As your child navigates the obstacle course, try narrating what they’re doing, such as “You are jumping!” Practice following simple directions, like “Spin around” or “Give me a high five!”

5 Sensory play 

You might want a towel for this sensory activity, or you can try it outside on a warm day. Give your child bowls, pots, or cups with some ice cubes and a spoon or tongs. Let them scoop the ice and move it from one container to another. You can also try this activity with dry beans, noodles, or oats. 

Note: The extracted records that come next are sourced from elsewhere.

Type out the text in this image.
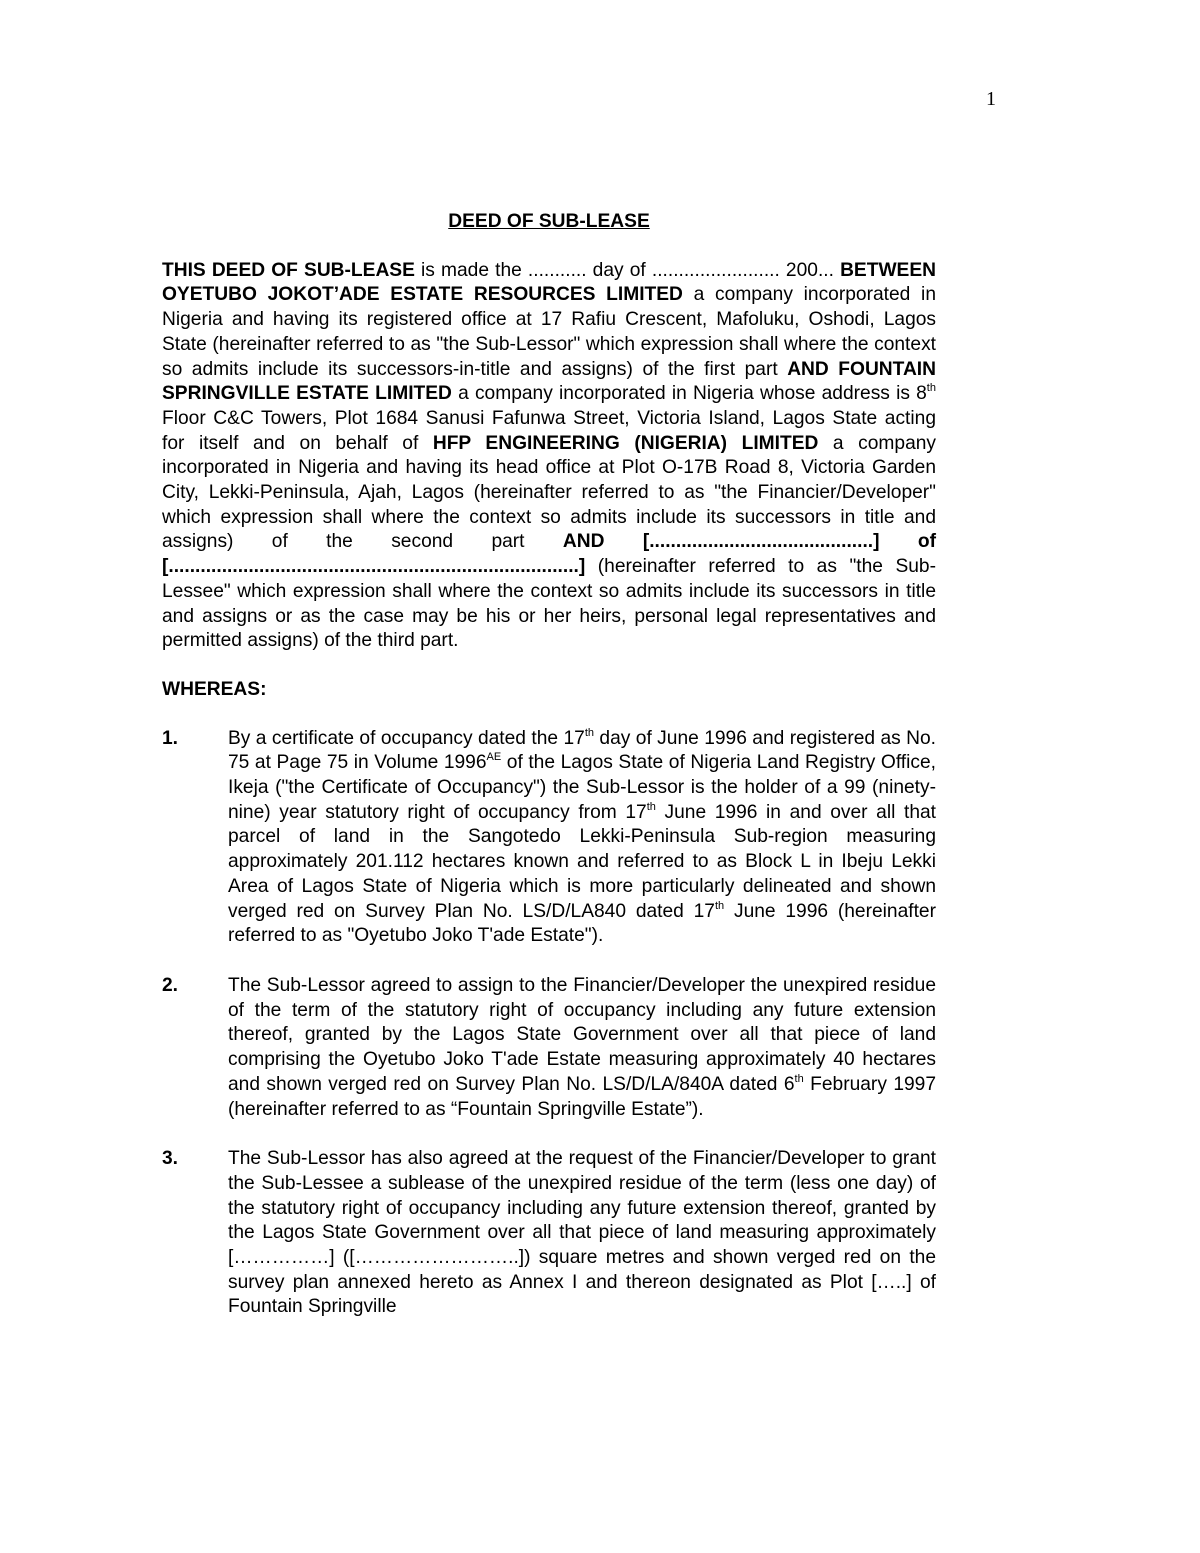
1
DEED OF SUB-LEASE

THIS DEED OF SUB-LEASE is made the ........... day of ........................ 200... BETWEEN OYETUBO JOKOT’ADE ESTATE RESOURCES LIMITED a company incorporated in Nigeria and having its registered office at 17 Rafiu Crescent, Mafoluku, Oshodi, Lagos State (hereinafter referred to as "the Sub-Lessor" which expression shall where the context so admits include its successors-in-title and assigns) of the first part AND FOUNTAIN SPRINGVILLE ESTATE LIMITED a company incorporated in Nigeria whose address is 8th Floor C&C Towers, Plot 1684 Sanusi Fafunwa Street, Victoria Island, Lagos State acting for itself and on behalf of HFP ENGINEERING (NIGERIA) LIMITED a company incorporated in Nigeria and having its head office at Plot O-17B Road 8, Victoria Garden City, Lekki-Peninsula, Ajah, Lagos (hereinafter referred to as "the Financier/Developer" which expression shall where the context so admits include its successors in title and assigns) of the second part AND [..........................................] of [.............................................................................] (hereinafter referred to as "the Sub-Lessee" which expression shall where the context so admits include its successors in title and assigns or as the case may be his or her heirs, personal legal representatives and permitted assigns) of the third part.

WHEREAS:
1.	By a certificate of occupancy dated the 17th day of June 1996 and registered as No. 75 at Page 75 in Volume $1996^{AE}$ of the Lagos State of Nigeria Land Registry Office, Ikeja ("the Certificate of Occupancy") the Sub-Lessor is the holder of a 99 (ninety-nine) year statutory right of occupancy from 17th June 1996 in and over all that parcel of land in the Sangotedo Lekki-Peninsula Sub-region measuring approximately 201.112 hectares known and referred to as Block L in Ibeju Lekki Area of Lagos State of Nigeria which is more particularly delineated and shown verged red on Survey Plan No. LS/D/LA840 dated 17th June 1996 (hereinafter referred to as "Oyetubo Joko T'ade Estate").

2.	The Sub-Lessor agreed to assign to the Financier/Developer the unexpired residue of the term of the statutory right of occupancy including any future extension thereof, granted by the Lagos State Government over all that piece of land comprising the Oyetubo Joko T'ade Estate measuring approximately 40 hectares and shown verged red on Survey Plan No. LS/D/LA/840A dated 6th February 1997 (hereinafter referred to as “Fountain Springville Estate”).

3.	The Sub-Lessor has also agreed at the request of the Financier/Developer to grant the Sub-Lessee a sublease of the unexpired residue of the term (less one day) of the statutory right of occupancy including any future extension thereof, granted by the Lagos State Government over all that piece of land measuring approximately [……………] ([……………………..]) square metres and shown verged red on the survey plan annexed hereto as Annex I and thereon designated as Plot […..] of Fountain Springville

Sensory activities offer many benefits. They allow your toddler to freely explore and investigate their world. Sensory activities also help your 18-month-old develop their motor skills and the ability to focus. Support their speech and language development while they explore by modeling language for them:

  • Use describing words, like “hot/cold,” “wet/dry,” and “soft/hard.”

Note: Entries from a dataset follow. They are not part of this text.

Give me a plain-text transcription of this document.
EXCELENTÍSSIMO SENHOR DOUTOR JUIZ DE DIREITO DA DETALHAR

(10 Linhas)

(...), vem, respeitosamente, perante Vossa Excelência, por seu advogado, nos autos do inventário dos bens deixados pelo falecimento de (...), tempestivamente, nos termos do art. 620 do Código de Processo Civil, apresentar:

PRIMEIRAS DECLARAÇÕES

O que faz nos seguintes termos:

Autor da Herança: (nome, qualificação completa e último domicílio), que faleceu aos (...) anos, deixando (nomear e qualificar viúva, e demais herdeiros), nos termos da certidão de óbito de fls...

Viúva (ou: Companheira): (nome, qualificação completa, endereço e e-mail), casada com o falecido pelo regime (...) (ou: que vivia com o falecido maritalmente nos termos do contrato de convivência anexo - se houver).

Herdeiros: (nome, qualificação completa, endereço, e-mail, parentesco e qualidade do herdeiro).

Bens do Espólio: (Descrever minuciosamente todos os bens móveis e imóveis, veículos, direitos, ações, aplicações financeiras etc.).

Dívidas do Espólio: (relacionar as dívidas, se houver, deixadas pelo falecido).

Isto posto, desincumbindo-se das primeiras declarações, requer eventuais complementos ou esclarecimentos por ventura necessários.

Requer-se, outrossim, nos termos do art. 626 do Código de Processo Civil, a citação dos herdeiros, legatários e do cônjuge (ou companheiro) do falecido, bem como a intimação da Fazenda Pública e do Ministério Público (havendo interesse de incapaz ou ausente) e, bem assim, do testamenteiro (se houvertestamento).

  • Use verbs, such as “melt” and “scoop.”

6 Pretend play 

Use farm animals and a barn to practice a bunch of speech and language skills. Label the animals (and their sounds), like “Cow says moo” and “Horse – neigh!” Talk about putting the animals “in” the barn or taking them “out.” Maybe the piggy is hungry (“Time to eat – yum!”) or sleepy (“Shhh, goodnight pig”). Follow your child’s lead and have fun! 

Bonus tip: Try keeping the animals in a clear bag or bin. Encourage your child to communicate with you, with either words or gestures, to show you which animal they want next.

7 Curl up with a book 

The importance of reading to your toddler can never be overstated. Books are an easy (and fun!) way to work on your 18-month-old’s language development. Children of all ages learn language by listening to others. And what’s a better way to do that than by cuddling up with a book?

When reading with your toddler, point to the page to show what you’re talking about. Discuss the story out loud so they get good exposure to vocabulary words and hear how we structure our language. Try these tips with any of these favorite books for 18-month-olds! 

Bonus tip: Check out this Instagram post! One of our speech therapists shows you how to read Where’s Spot in a way that boosts your child’s language development.

How many toys does a toddler need?

Don’t worry about buying a lot of toys for your 18-month-old. When it comes to the number of toys a toddler should have, less is more. Research shows that fewer toys in a child’s environment can lead to better attention, more creativity, and overall higher-quality play.

Remember, as your toddler’s parent or caregiver, you are in the best position to support their speech and language development. In fact, research has shown that children learn language best from the people they love most. Happy playing!